Interpreting and Predicting Tactile Signals for the SynTouch BioTac

TL;DR

This paper develops methods to interpret and predict high-density tactile signals from the SynTouch BioTac sensor, combining experimental data, finite element modeling, and neural networks to enhance robotic grasping capabilities.

Contribution

It introduces an integrated approach using experimental datasets, FE modeling, and neural networks to extract richer tactile information from the BioTac sensor.

Findings

Created a precise tactile dataset for BioTac across diverse interactions.

Developed neural networks mapping raw signals to high-density FE deformation data.

Demonstrated the potential for richer tactile information to improve manipulation algorithms.

Abstract

In the human hand, high-density contact information provided by afferent neurons is essential for many human grasping and manipulation capabilities. In contrast, robotic tactile sensors, including the state-of-the-art SynTouch BioTac, are typically used to provide low-density contact information, such as contact location, center of pressure, and net force.

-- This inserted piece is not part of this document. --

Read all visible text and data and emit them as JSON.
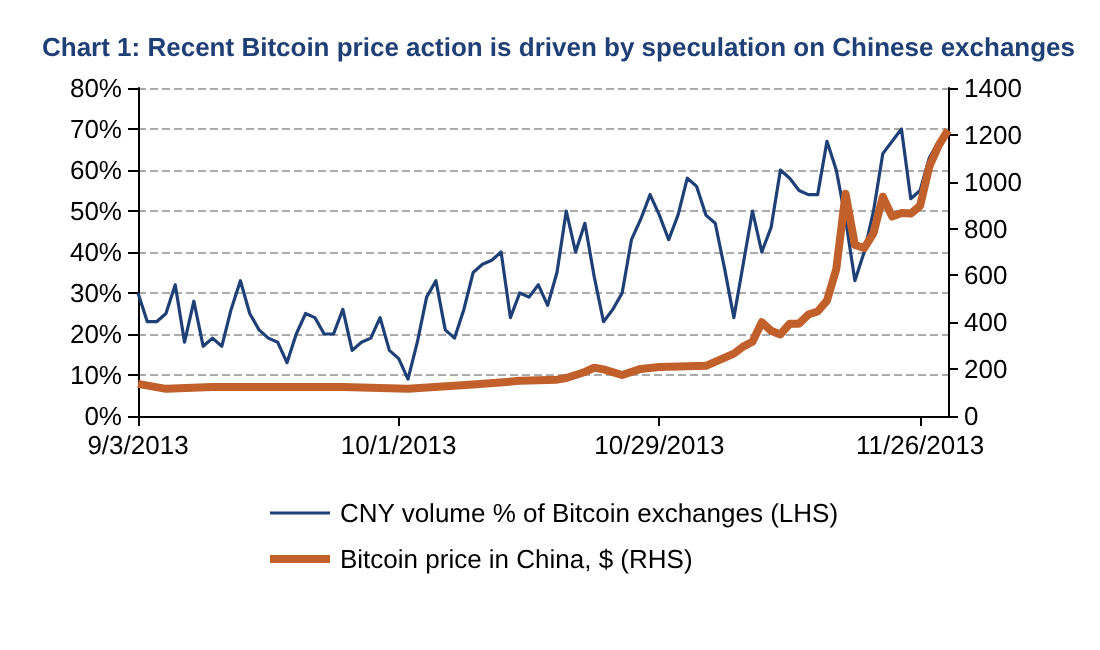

Although useful, these data do not convey or leverage the rich information content that some tactile sensors naturally measure. This research extends robotic tactile sensing beyond reduced-order models through 1) the automated creation of a precise experimental tactile dataset for the BioTac over a diverse range of physical interactions, 2) a 3D finite element (FE) model of the BioTac, which complements the experimental dataset with high-density, distributed contact data, 3) neural-network-based mappings from raw BioTac signals to not only low-dimensional experimental data, but also high-density FE deformation fields, and 4) mappings from the FE deformation fields to the raw signals themselves. The high-density data streams can provide a far greater quantity of interpretable information for grasping and manipulation algorithms than previously accessible.